工業和紙の畳(写真提供:全国畳産業振興会)

■すゝめ其の三 幻想的な「光る」畳
 内部にLEDが埋め込まれた「光る」畳も……。ほの暗い室内で幻想的な明かりを灯し、お部屋をロマンティックに演出。飲食店やカップル向けの宿を中心に需要が伸びています。

 ここまで最新の畳を紹介しましたが、若い単身者向けの物件は狭いワンルームなどが多く、畳を取り入れるのはなかなか難しいのではないでしょうか。そこで、一人暮らしの人にこそ使ってほしい「伝統」の畳を教えてもらいました。

《部屋が広く見える!? 「琉球畳」》

 江戸時代から琉球王国(現在の沖縄地方)で親しまれている伝統の琉球畳です。全国の若者にも好評だそう。琉球畳は「へり」がなく、主に正方形の半畳サイズなのが特徴。色の段階的変化や線によって生じる遠近感、光の反射具合などによって部屋が広く見える効果もあることから、単身者向けの小さな部屋にもピッタリです。

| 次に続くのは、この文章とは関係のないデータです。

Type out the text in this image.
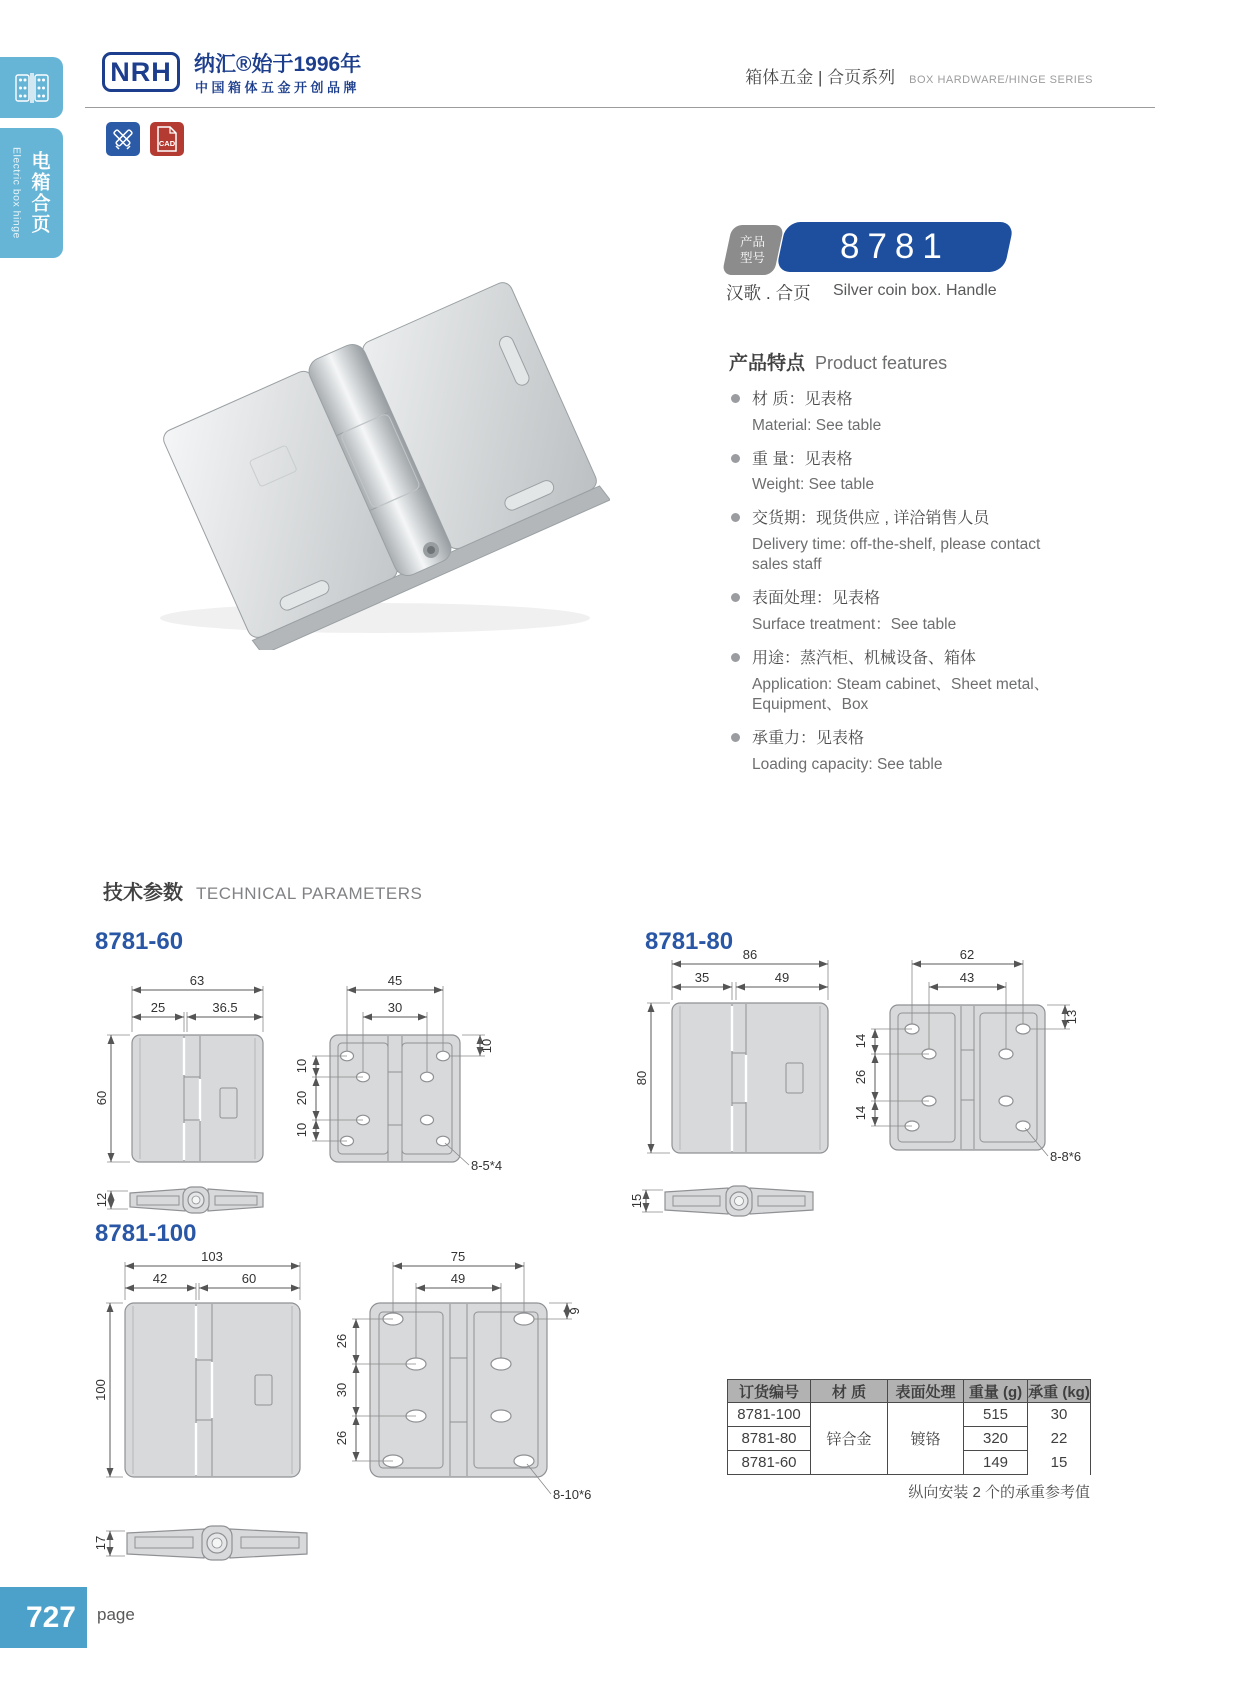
Electric box hinge 电箱合页
NRH 纳汇®始于1996年
中国箱体五金开创品牌
箱体五金 | 合页系列 BOX HARDWARE/HINGE SERIES
CAD
产品
型号 8781
汉歌 . 合页 Silver coin box. Handle
产品特点 Product features
材 质：见表格
Material: See table
重 量：见表格
Weight: See table
交货期：现货供应 , 详洽销售人员
Delivery time: off-the-shelf, please contact sales staff
表面处理：见表格
Surface treatment：See table
用途：蒸汽柜、机械设备、箱体
Application: Steam cabinet、Sheet metal、Equipment、Box
承重力：见表格
Loading capacity: See table
技术参数 TECHNICAL PARAMETERS
8781-60	8781-80
8781-100
63
25	36.5
60
45
30
10
20
10
10
8-5*4
12
86
35	49
80
62
43
14
26
14
13
8-8*6
15
103
42	60
100
75
49
26
30
26
9
8-10*6
17
订货编号	材 质	表面处理	重量 (g)	承重 (kg)
8781-100	锌合金	镀铬	515	30
8781-80			320	22
8781-60			149	15
纵向安装 2 个的承重参考值
727 page
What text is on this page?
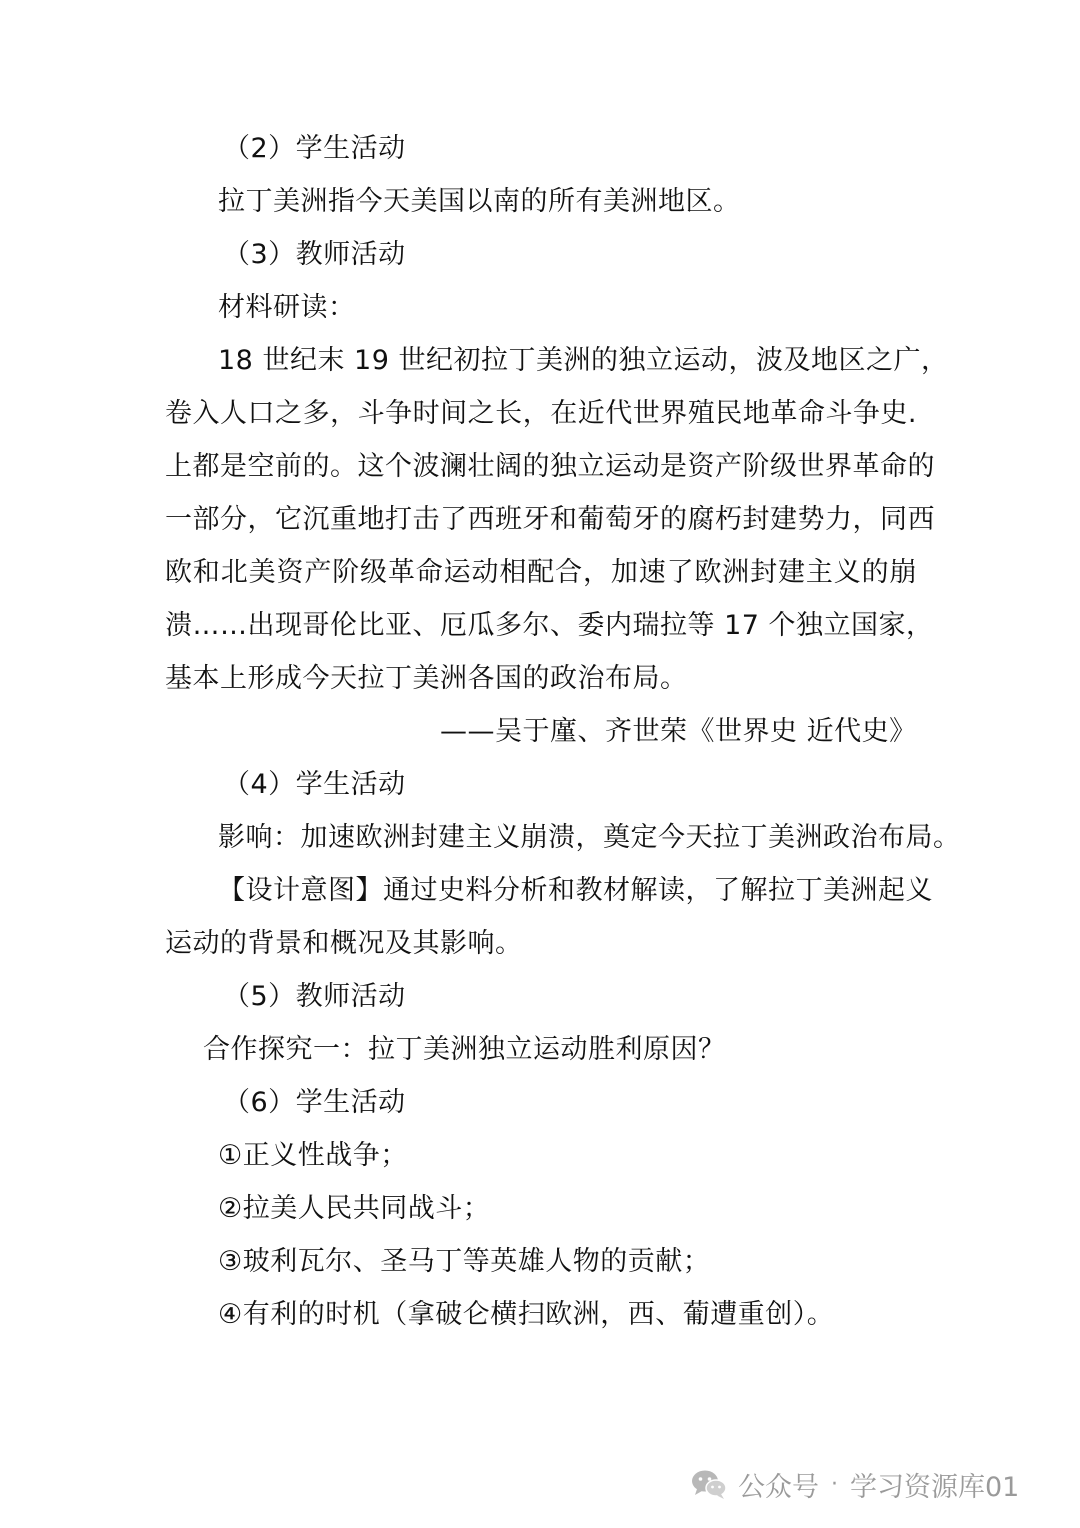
（2）学生活动
拉丁美洲指今天美国以南的所有美洲地区。
（3）教师活动
材料研读：
18 世纪末 19 世纪初拉丁美洲的独立运动，波及地区之广，
卷入人口之多，斗争时间之长，在近代世界殖民地革命斗争史.
上都是空前的。这个波澜壮阔的独立运动是资产阶级世界革命的
一部分，它沉重地打击了西班牙和葡萄牙的腐朽封建势力，同西
欧和北美资产阶级革命运动相配合，加速了欧洲封建主义的崩
溃……出现哥伦比亚、厄瓜多尔、委内瑞拉等 17 个独立国家，
基本上形成今天拉丁美洲各国的政治布局。
——吴于廑、齐世荣《世界史 近代史》
（4）学生活动
影响：加速欧洲封建主义崩溃，奠定今天拉丁美洲政治布局。
【设计意图】通过史料分析和教材解读，了解拉丁美洲起义
运动的背景和概况及其影响。
（5）教师活动
合作探究一：拉丁美洲独立运动胜利原因？
（6）学生活动
①正义性战争；
②拉美人民共同战斗；
③玻利瓦尔、圣马丁等英雄人物的贡献；
④有利的时机（拿破仑横扫欧洲，西、葡遭重创）。
公众号 · 学习资源库01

琉球畳を使ったコーディネート例(写真提供:全国畳産業振興会)
琉球畳を使ったコーディネート例(写真提供:全国畳産業振興会)
琉球畳を使ったコーディネート例(写真提供:全国畳産業振興会)
琉球畳を使ったコーディネート例(写真提供:全国畳産業振興会)

 先述のモダンなニュースタイル畳にも、琉球仕様の畳が多く使われています。本来の琉球畳は、一般的なイ草とは異なる「七島イ草」で作られますが、最近は人気の高まりに伴い、へりの無い半畳のものであれば、素材にかかわらず琉球畳と呼ぶことがあるよう。手ごろな価格のものも増えています。

 フローリング床の部屋にお住まいの場合、敷物代わりに琉球畳を置くのがオススメ。全面に敷くのも良いのですが、ラグのように1〜2畳ほど畳を設置し「ゴロ寝用スペース」を作るのも人気です。

 いよいよ新生活のスタート。暮らしに合わせた、ニュースタイルの畳を取り入れてみてはいかがでしょうか。